Le Premier ministre l'avait assuré au moment de présenter le projet : le gouvernement avait selon lui «pris toutes les garanties nécessaires pour que StopCovid respecte les données personnelles et de vie privée de ceux qui l'utilisent». «Son utilisation sera anonyme», avait-il martelé pour rassurer les opposants de cette application de traçage.
Pourtant, comme le révèle l'association de défense des libertés sur internet la Quadrature du Net, un acteur, et pas des moindres, a accès à certaines informations concernant les utilisateurs de l'application : Google.

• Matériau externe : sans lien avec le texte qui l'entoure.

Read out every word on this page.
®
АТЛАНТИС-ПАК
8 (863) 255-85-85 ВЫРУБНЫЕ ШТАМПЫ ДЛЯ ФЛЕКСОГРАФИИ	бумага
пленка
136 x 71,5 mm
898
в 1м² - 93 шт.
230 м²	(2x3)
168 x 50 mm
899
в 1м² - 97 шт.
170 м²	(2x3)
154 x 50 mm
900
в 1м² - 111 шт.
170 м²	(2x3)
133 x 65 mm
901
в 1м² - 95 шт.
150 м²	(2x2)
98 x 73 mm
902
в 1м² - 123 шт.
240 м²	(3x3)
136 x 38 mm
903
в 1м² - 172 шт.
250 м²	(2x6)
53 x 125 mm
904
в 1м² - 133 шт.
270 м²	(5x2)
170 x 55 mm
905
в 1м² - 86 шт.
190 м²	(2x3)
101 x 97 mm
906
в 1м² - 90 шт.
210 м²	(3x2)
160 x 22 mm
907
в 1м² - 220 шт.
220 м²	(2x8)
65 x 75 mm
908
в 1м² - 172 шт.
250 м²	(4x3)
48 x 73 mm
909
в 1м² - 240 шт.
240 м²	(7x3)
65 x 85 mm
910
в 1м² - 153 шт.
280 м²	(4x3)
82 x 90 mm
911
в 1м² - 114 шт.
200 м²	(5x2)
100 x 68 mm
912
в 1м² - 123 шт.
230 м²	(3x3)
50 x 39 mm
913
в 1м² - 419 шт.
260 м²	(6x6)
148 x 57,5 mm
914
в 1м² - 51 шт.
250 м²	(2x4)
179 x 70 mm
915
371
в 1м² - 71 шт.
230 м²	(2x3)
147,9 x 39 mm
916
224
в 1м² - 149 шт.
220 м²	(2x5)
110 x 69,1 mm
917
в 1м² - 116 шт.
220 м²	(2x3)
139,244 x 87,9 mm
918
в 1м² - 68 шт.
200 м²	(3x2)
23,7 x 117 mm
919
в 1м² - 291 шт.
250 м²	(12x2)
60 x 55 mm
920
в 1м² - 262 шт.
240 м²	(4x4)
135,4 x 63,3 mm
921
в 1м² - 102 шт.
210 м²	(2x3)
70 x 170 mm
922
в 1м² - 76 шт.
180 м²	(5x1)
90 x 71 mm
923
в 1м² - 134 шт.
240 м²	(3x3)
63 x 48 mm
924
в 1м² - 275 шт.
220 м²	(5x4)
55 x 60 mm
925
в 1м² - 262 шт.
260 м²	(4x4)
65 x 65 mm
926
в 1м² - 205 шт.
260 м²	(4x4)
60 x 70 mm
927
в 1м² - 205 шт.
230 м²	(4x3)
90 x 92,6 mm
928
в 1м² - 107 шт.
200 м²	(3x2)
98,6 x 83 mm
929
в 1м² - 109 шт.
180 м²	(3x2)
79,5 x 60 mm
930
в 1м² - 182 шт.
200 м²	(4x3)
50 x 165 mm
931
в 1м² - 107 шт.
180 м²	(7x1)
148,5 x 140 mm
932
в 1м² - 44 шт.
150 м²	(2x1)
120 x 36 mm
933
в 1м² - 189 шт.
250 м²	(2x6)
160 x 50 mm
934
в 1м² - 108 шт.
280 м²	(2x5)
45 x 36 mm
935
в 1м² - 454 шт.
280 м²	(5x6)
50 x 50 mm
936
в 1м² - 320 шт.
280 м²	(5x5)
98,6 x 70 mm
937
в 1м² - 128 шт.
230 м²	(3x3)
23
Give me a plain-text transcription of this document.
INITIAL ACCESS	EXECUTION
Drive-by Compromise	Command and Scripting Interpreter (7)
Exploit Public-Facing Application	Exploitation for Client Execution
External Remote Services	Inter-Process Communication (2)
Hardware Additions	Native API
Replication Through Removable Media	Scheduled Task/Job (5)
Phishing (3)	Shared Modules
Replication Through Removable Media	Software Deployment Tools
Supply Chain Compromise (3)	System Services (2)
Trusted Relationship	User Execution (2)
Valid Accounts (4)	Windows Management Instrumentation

La raison est simple : le système de vérification Captcha utilisé par StopCovid – qui permet de s'assurer que l'utilisateur est un humain et non robot –, propriété de Google, enregistre l'adresse IP du téléphone. «Cela signifie que potentiellement, Google connaît l'identité de tous les portables qui utilisent StopCovid», résume dans les colonnes du Canard Enchaîné Arthur Messaud, de la Quadrature du Net.
Interrogé par l'hebdomadaire, un porte-parole du secrétariat chargé du Numérique justifie l'utilisation des services de l'entreprise américaine en expliquant qu'elle est la «seule à fournir ça». «Nous avions prévu de développer un service de Captcha souverain qui sera utilisé dès sa disponibilité dans l'application StopCovid», poursuit-il. En attendant l'hypothétique mise en service d'un Captcha à la française, un million d'utilisateurs ont déjà téléchargé l'application.
Les informations de santé des Français stockées sur des serveurs Microsoft
La problématique de la protection des données de Santé dépasse le simple cadre de l'application StopCovid, comme l'avait souligné il y a quelques semaines le secrétaire d'Etat chargé du Numérique, Cédric O : «La santé, c'est l'affaire des Etats, pas des entreprises américaines.»
Une sortie qui se voulait rassurante mais qui n'a toutefois pas été au-delà de la simple bonne intention. Dans les faits, le gouvernement a en effet décidé d'héberger le Health Data Hub – cette plateforme française chargée de mettre à disposition des scientifiques à des fins de recherche des données très personnelles relevant du secret médical – sur des serveurs... Microsoft.
Une décision qui a fait bondir les acteurs français du secteur, à l'image du fondateur de la société roubaisienne OVHcloud : «C'est la peur de faire confiance aux acteurs français de l'écosystème qui motive ce type de décisions. La solution existe toujours. Le lobbying de la religion Microsoft arrive à faire croire le contraire.» Interrogé au Sénat sur les raisons qui ont poussé le gouvernement à opter pour une entreprise américaine, Cédric O a soutenu que les solutions françaises ne permettaient pas toutes les analyses scientifiques attendues par les chercheurs.
Plutôt que d'attendre que ces dernières développent des solutions, le gouvernement a donc préféré confier ces données sensibles à Microsoft, avec tous les risques que cela implique. Microsoft peut en effet être légalement contraint de partager ses données avec les autorités américaines. Pas de quoi inquiéter Cédric O pour autant : «Je ne crois pas qu'il y ait de fuites de données.»
Un avis loin de faire l'unanimité, notamment au sein du secteur médical. Interrogé par RT France, le médecin généraliste Karim Khelfaoui avait tiré la sonnette d'alarme début mai : «Si ces données venaient à tomber entre de mauvaises mains, des gouvernements, des banques, des assureurs ou des employeurs, je vous laisse imaginer les conséquences sur la vie quotidienne des personnes.»